Alcoholic Musings, Part 3
Published in The Blog. Tags: Recovery.
One of the upsides of writing online is that it helps me work ideas through in a forum where friends can pop in as they please and check up on me. One of the downsides is that you never know who else might find you, what they might think, and furthermore how they might react. I dealt with negative criticism quite a bit during my Culture Bully days — it would seem that few things in this world get people more worked up than the suggestion that their favorite band sucks — but over time my skin grew thick(er): Haters gonna hate, especially on the Internet.
That said, there’s a particular breed of people who won’t comment in public (not even anonymously), who instead take it upon themselves to send emails to the author addressing them personally in private before systematically breaking down every conceivable point of their argument (regarding whatever it is they’ve taken offense to), typically injecting vile personal attacks along the way to keep the pace of their message spirited and flowing. Since I’ve escaped to my own sheltered pocket of the web with this blog — where very few even visit, let alone comment — the threat of receiving a harsh email regarding ideas I post hasn’t crossed my mind. That was until late last night I received a message simply titled, “Alcoholic musings.”
But what followed wasn’t soul-crushing I’m-right-you’re-wrong hate rant, but a cool email from someone who found my blog through this Infinite Jest challenge I’m attempting, and could relate to where I was coming from, offering some constructive recovery feedback. During our still-ongoing discussion I asked if I could post some of what was said (anonymously, of course) as it touches on something at the crux of where I’m at right now.
The only thing you HAVE to do in AA is admit that you cannot control your substance use. You really have to ‘surrender’ and admit you need some help. If you’re not there, cool. But after that AA is just a) a pretty decent program to actually put the substance down so you can get to the real part of AA which is b) becoming a better human being. Having a community of people who understand the horrific place you’ve been, who understand what people who can have one and a half drinks in a night do not understand. A community of people who have lots and lots of experience of how they got their shit together. Who actually go to work every day on time, who have normal relationships with people, who have rejoined the human race. A community that wants to help you be a better person, and needs your help in being a better person. Learning that you are not the center of the universe and that you need people and they need you. Be kinder to yourself and other people and try to help someone who is also struggling. The End.
If someone wants help, there’s a group of people that are willing to help. Some suggestions will be wacky, but most will really work. All the saying[s] are corny, but you’ll read in IJ something to the effect that the most banal saying[s] contain the deepest truths. DFW has amazing things to say about recovery. … It’s so unfortunate that he’s no longer around, because he really got AA. It’s not about God or The Big Book. It’s about getting your shit together so you can be a productive member of the human race. Getting sober is hard and living life sober is harder. AA is just a bunch of tools and experienced people to help you navigate. Don’t sweat the fanatics, almost all of them are just trying to help.

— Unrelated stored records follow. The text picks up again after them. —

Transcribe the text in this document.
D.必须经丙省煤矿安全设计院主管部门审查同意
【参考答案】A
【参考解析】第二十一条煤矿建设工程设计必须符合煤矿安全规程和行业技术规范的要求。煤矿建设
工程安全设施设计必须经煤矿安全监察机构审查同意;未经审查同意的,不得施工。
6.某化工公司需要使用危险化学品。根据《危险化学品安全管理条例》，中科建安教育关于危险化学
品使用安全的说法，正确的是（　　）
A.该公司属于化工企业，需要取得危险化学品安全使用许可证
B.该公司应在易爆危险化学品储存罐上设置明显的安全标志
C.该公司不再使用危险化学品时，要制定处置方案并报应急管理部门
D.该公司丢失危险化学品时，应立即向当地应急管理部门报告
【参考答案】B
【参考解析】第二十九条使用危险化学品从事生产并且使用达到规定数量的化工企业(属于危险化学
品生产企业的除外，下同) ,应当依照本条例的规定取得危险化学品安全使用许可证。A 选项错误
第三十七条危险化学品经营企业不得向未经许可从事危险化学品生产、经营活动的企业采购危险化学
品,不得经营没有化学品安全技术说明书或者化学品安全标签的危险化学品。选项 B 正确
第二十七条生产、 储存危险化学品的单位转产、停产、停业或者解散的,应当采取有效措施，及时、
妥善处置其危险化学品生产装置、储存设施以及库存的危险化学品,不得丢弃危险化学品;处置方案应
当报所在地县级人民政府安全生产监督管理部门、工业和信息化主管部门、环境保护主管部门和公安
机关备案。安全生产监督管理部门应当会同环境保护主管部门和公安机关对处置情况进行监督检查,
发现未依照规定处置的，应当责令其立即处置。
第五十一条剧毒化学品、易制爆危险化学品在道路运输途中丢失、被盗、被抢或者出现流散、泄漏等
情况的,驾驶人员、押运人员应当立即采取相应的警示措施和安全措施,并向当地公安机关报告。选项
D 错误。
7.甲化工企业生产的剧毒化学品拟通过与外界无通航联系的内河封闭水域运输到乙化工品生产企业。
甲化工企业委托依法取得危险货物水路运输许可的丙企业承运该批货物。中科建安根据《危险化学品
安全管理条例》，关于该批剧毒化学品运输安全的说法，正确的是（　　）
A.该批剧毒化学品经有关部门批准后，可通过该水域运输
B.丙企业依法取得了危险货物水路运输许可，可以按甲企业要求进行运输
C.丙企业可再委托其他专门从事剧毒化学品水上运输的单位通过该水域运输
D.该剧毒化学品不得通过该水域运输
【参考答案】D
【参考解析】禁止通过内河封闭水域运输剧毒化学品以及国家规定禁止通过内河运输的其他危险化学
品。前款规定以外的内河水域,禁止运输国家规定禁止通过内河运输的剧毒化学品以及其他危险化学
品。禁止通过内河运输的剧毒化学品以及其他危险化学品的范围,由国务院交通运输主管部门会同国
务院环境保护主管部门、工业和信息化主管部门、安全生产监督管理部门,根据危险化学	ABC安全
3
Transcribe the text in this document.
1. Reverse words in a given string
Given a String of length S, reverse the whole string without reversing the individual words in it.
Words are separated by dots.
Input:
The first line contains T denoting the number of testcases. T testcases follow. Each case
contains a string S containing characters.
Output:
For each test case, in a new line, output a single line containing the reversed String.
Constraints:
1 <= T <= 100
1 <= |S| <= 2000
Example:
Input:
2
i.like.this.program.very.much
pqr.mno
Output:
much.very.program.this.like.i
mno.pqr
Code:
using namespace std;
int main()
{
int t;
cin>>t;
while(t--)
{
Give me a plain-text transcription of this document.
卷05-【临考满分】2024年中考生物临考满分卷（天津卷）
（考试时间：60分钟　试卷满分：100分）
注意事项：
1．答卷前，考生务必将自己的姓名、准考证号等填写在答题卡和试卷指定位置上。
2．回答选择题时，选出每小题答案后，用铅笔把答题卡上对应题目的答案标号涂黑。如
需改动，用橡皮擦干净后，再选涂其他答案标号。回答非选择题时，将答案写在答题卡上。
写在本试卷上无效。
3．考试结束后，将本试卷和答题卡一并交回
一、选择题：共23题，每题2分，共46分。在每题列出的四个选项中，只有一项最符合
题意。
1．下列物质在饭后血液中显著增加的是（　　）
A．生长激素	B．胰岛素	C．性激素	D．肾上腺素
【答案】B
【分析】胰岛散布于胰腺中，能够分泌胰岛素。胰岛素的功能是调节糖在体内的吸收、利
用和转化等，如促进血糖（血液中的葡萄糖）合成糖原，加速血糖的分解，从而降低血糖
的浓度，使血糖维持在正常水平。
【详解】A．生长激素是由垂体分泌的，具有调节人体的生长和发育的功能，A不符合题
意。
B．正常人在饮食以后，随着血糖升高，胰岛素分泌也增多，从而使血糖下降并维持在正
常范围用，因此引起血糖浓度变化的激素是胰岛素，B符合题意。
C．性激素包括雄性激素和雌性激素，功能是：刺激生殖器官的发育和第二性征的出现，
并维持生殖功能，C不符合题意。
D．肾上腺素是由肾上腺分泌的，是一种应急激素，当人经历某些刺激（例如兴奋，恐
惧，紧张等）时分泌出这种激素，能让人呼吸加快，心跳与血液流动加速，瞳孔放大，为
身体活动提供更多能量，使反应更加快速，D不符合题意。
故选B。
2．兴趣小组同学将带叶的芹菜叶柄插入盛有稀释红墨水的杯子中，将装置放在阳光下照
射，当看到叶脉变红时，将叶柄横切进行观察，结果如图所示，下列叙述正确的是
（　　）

About a week and a half ago I met with my “sponsor” for breakfast and we discussed working past the first step (which I begrudgingly accepted) and into the second and third.
Step 2: Came to believe that a Power greater than ourselves could restore us to sanity.
Step 3: Made a decision to turn our will and our lives over to the care of God as we understood Him.
Going in I felt that this would be the end of the line as far as step-work was concerned. I knew what I wanted to ask, and I knew I could trust the response as my friend seems to be someone who has a healthy relationship with honesty (which is part of why I reached out to him in the first place). I had questions, he had answers, and they didn’t ultimately line up for me — we had a solid conversation, but our time working together was ending.
One of the things that I didn’t expect though was his immediate reaction. Though brief, he muttered something about how if I wasn’t ready I was more than welcome to try drinking again to see if it would work out for me this time. That was kind of a snarky comment, I thought, and I told him that drinking was the last thing on my mind (which is funny in retrospect, considering our entire relationship revolves around the subject). His was kind of an odd statement, but understandable — a little defensive, maybe, but still just words from someone trying to help.
It’s been about ten days or so since I last went to a meeting, but I’ll be back. I’m starting to enjoy the community of it all, and I like the fact that regardless of how fanatical or downright crazy some people might be about their beliefs, they’re no more fanatical or crazy than people are outside of those A.A. meetings. (Especially in the South!) But for the time being I’m working on getting my shit together so I can be a productive member of the human race again (as if I ever really was one). I’m also learning how to be kinder to myself and other people and am trying my damndest to finish a project that I think could really help others who are also struggling. After all, that’s what it’s all about, right?